Он осторожно подвинул папку к себе, присел к столу и надел очки.
Сверху в папке лежало последнее письмо дочери. Карандашные строки на папиросной бумаге стерлись, и Алякринский скорее угадывал, чем читал:
«Я в тюрьме. Прости меня, папочка, я скрыла от тебя, что работала в подполье. Скоро полгода, как я в партии… Я знала: ты будешь против — и скрыла. Но все равно рано или поздно я должна была сказать тебе об этом — говорю теперь. Если ты приглядишься к тому, что делается вокруг, и подумаешь, ты поймешь меня. Я не могла оставаться равнодушной к несправедливости и человеческому горю. Нас выдала одна из моих университетских подруг. Она была вместе с нами, потом ушла. Она сделалась религиозной и на исповеди и про себя и про нас все рассказала священнику. Он донес в контрразведку. Вот и все. Письмо это посылаю через человека надежного, и, думаю, оно дойдет до тебя…»
Дальше шли просьбы подготовить и утешить мать, а в самом уголке листка было нацарапано сломавшимся карандашом и, может быть, даже позднее, чем писалось само письмо:
«Если произойдет что плохое, приму со спокойствием…»
Алякринский отодвинул папку, и ему припомнилось все, что произошло в те дни, после получения письма. И все вспомнилось так живо и так ярко, словно случилось только вчера и не было томительных месяцев, которые отделили день гибели дочери Лены от сегодняшнего вечера, когда он нашел другую Лену в запыленных лопухах у дороги.
Тюремное письмо дочери поразило Алякринского, как тяжелая болезнь. Он был так убит горем, что первые два дня ни о чем не мог думать, ничего не мог решать. Он лишь поминутно развертывал зажатое в руке письмо, перечитывал его вновь и вновь, потом закрывал глаза и неподвижно, в болезненном полузабытьи, лежал, не ощущая даже течения времени. На третий день он поднялся с постели и поехал в город к архиерею. Он надеялся, что архиерей поймет его отеческие чувства и поможет ему вернуть дочь. Он хотел просить владыку похлопотать, чтобы Лену освободили из тюрьмы на поруки отца священника, — он знал, что владыка имеет власть и среди «властей предержащих». Но владыка отказал. Он принял Алякринского сурово, может быть, уже зная об аресте его дочери. У него не нашлось даже слов утешения. Выслушав Алякринского, он сказал голосом изобличителя:
— Не пристало вам — священнику, отец Николай, за преступную дочь просить. Коли к ним ушла, значит, от бога отступилась. Богоотступника и рука божья безжалостно карает.
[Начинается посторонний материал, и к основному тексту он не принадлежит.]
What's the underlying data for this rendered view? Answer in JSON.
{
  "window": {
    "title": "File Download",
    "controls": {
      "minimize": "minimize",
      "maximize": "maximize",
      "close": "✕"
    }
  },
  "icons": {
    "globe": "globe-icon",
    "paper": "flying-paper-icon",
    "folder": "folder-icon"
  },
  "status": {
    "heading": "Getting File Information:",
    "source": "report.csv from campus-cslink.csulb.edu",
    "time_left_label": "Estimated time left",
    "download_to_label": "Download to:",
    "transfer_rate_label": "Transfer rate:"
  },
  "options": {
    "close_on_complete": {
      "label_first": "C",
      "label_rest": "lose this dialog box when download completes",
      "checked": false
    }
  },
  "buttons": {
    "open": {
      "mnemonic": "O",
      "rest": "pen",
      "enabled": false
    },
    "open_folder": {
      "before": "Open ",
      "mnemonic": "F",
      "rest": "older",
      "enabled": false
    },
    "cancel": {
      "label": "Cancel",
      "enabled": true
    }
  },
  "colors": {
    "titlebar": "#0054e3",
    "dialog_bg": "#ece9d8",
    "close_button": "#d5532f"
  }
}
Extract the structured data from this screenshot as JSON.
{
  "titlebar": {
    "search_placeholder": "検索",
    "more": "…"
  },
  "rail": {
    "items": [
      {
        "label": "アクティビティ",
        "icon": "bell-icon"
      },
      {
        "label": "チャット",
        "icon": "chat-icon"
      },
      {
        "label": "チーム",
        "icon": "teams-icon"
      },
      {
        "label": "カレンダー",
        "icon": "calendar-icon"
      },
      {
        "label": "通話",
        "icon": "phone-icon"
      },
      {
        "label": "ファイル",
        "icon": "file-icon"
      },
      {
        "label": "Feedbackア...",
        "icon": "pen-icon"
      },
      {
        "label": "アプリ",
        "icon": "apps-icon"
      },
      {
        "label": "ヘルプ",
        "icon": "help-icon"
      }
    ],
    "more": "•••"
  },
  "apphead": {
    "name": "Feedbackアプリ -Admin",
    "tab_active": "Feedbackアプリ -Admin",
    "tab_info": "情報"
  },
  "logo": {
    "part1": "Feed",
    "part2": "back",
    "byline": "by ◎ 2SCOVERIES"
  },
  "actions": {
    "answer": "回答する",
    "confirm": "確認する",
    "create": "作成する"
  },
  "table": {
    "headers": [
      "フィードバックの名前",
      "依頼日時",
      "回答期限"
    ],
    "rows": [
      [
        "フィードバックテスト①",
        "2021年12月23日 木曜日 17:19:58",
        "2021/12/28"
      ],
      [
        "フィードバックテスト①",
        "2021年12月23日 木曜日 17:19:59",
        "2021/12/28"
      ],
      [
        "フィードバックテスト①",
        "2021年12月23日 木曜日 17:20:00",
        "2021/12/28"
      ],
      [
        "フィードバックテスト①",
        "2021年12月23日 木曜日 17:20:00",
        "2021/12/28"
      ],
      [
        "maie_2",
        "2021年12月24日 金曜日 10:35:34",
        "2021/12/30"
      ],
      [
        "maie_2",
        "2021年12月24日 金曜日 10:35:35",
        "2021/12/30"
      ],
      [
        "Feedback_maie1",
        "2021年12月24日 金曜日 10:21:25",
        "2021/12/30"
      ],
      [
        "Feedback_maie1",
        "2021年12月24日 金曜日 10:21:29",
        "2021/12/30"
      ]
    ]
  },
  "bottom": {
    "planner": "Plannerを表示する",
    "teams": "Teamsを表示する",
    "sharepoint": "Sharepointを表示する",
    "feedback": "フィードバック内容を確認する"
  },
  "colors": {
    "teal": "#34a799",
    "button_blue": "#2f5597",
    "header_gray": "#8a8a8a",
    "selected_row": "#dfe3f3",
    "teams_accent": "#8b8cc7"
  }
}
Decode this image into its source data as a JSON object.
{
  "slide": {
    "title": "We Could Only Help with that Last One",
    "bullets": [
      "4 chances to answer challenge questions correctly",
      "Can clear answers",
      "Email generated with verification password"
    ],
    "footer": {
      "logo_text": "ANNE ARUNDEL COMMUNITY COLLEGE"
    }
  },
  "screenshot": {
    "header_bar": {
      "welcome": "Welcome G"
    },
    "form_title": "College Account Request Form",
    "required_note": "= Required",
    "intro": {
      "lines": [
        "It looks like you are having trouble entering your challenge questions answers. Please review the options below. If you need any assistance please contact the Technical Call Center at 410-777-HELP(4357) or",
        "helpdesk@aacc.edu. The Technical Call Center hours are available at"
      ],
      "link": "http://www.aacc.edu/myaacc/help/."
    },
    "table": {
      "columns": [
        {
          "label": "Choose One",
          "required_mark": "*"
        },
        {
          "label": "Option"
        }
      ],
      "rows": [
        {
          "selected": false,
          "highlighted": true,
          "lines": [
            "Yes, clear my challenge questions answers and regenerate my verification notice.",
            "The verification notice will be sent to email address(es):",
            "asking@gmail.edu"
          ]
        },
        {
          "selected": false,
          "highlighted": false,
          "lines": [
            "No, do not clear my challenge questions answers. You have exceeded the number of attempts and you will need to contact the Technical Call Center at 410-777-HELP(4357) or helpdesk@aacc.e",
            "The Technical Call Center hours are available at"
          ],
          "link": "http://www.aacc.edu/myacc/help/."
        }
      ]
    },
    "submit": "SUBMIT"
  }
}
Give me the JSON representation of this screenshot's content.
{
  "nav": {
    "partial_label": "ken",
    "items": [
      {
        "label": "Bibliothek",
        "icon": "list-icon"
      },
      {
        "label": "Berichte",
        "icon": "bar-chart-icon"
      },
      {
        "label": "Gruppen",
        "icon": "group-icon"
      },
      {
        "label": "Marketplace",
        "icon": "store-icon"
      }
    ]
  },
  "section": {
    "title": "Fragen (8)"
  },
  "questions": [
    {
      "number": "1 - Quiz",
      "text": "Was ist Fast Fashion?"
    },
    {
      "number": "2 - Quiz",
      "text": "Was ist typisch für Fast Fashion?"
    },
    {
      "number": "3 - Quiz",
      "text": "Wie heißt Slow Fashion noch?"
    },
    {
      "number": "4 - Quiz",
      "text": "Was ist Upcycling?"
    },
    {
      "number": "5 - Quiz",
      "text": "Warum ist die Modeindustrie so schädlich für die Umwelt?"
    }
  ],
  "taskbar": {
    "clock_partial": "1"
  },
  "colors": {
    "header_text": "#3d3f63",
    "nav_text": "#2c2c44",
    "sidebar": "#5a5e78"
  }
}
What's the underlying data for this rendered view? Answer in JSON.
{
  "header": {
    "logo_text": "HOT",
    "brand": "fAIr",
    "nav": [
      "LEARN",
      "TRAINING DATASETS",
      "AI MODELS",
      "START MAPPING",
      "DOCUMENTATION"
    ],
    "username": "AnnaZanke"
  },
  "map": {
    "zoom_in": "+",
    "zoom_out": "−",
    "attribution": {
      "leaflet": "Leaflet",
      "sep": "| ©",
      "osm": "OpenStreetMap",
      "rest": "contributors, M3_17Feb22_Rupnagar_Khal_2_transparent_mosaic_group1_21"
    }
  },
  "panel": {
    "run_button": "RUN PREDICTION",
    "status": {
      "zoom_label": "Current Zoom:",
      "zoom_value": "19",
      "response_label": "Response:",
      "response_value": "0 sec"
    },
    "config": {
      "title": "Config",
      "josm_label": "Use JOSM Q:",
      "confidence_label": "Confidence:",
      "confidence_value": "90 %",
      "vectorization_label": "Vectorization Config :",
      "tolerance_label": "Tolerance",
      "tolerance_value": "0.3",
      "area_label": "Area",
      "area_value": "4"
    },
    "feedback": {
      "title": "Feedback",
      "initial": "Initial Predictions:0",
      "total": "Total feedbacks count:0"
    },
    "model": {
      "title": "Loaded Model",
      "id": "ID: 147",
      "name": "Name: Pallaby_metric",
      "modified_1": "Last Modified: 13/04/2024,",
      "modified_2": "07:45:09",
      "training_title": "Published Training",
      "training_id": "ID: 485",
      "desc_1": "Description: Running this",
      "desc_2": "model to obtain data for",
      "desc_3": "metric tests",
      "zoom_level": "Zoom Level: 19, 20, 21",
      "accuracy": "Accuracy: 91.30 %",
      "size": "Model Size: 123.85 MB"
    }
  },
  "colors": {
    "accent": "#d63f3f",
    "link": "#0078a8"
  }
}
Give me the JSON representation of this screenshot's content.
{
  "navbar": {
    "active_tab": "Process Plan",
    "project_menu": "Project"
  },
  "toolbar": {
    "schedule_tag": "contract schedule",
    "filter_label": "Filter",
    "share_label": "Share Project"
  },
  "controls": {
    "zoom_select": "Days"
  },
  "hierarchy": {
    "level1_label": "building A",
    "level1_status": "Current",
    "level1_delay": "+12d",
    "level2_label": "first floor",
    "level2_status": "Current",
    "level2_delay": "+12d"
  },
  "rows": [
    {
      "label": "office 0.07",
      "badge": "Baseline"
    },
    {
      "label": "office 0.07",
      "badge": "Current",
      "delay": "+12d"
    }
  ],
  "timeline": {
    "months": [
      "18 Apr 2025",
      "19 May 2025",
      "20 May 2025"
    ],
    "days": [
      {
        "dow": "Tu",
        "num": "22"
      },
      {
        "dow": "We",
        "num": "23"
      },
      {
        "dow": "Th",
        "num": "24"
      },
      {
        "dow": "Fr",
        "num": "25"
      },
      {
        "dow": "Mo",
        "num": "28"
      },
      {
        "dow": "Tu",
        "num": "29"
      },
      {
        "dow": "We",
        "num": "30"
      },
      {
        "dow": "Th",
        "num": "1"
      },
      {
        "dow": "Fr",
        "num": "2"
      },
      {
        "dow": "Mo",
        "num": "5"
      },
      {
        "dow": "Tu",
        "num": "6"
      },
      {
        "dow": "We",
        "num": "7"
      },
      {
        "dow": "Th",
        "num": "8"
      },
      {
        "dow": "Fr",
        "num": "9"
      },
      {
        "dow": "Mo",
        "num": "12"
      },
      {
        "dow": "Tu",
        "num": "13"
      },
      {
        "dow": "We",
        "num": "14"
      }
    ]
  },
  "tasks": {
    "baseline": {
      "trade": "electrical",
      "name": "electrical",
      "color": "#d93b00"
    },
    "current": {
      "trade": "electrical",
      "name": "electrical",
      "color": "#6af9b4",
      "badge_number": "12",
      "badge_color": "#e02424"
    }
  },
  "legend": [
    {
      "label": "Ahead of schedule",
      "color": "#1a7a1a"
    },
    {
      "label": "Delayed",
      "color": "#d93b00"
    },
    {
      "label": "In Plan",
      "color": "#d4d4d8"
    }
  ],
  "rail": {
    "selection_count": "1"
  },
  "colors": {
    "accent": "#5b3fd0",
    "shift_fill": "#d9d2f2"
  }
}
Его, божий, промысел. — Владыка осенил себя крестным знаменьем и прибавил: — Пастырь нерадивый! Как же вы паству свою пасти будете, коли родную дочь не упасли? Или по ее стезе — в богоотступники?
Алякринский сначала растерялся, потом вскипел и забыл себя. Гнев его обрушился и на лукавого попа — контрразведчика в рясе и на самого владыку.
Память о встрече с архиереем осталась у отца Николая такой же сумбурной и туманной, какой остается память о бреде в день кризиса у выздоравливающего, перенесшего тяжелую и мучительную болезнь. Позже он никак не мог восстановить последовательность событий дня, и вспоминалась ему только путаница ненужных мелочей и отдельные слова, которые в исступлении выкрикивал он, уже не надеясь спасти дочь, но мстя за нее. То возникало перед ним желтое лицо с трясущейся бородкой в несколько волосков, то рука владыки, поднятая как бы для защиты от удара, то испуганные лица двух монахов, которые кричали: «Изыди! Изыди!..»
Что в запальчивости он наговорил архиерею, Алякринский и сам не знал. Он не мог уже отделить слов, сказанных им тогда, от мыслей, может быть, возникших потом. Кажется, он кричал, что коли нет тайны исповеди, то нет и церкви, и что богоотступник сам владыка, если он берет под защиту провокатора попа-иуду.
Опомнился Алякринский только по дороге домой, когда, прогнанный архиереем, выехал уже за городскую заставу. И уже на всю жизнь врезалась ему в память желтая дорога, по которой он в последний раз проезжал сельским попиком, и рыжие поля переспевшей ржи, в которых пряталось красное, как кумач, солнце.
Вот тут-то, в дороге, и думал отец Николай: о боге, который так жестоко покарал его дочь, о божьем слуге попе-иуде, о церкви, которая сделалась тайной полицией, а потом и вспоминал эти свои мысли, как слова, может быть, сказанные архиерею.
Дома он решил не посвящать попадью Апполинарию Аполлоновну в свою ссору с владыкой и обо всем умолчал, однако уже через два дня все стало известно. Из города пришло письмо с сургучными печатями. Алякринскому сообщали, что «за гордыню» и «за оскорбление владыки» он отрешен от сана и должен сдать свой приход другому священнику, уже выехавшему в село.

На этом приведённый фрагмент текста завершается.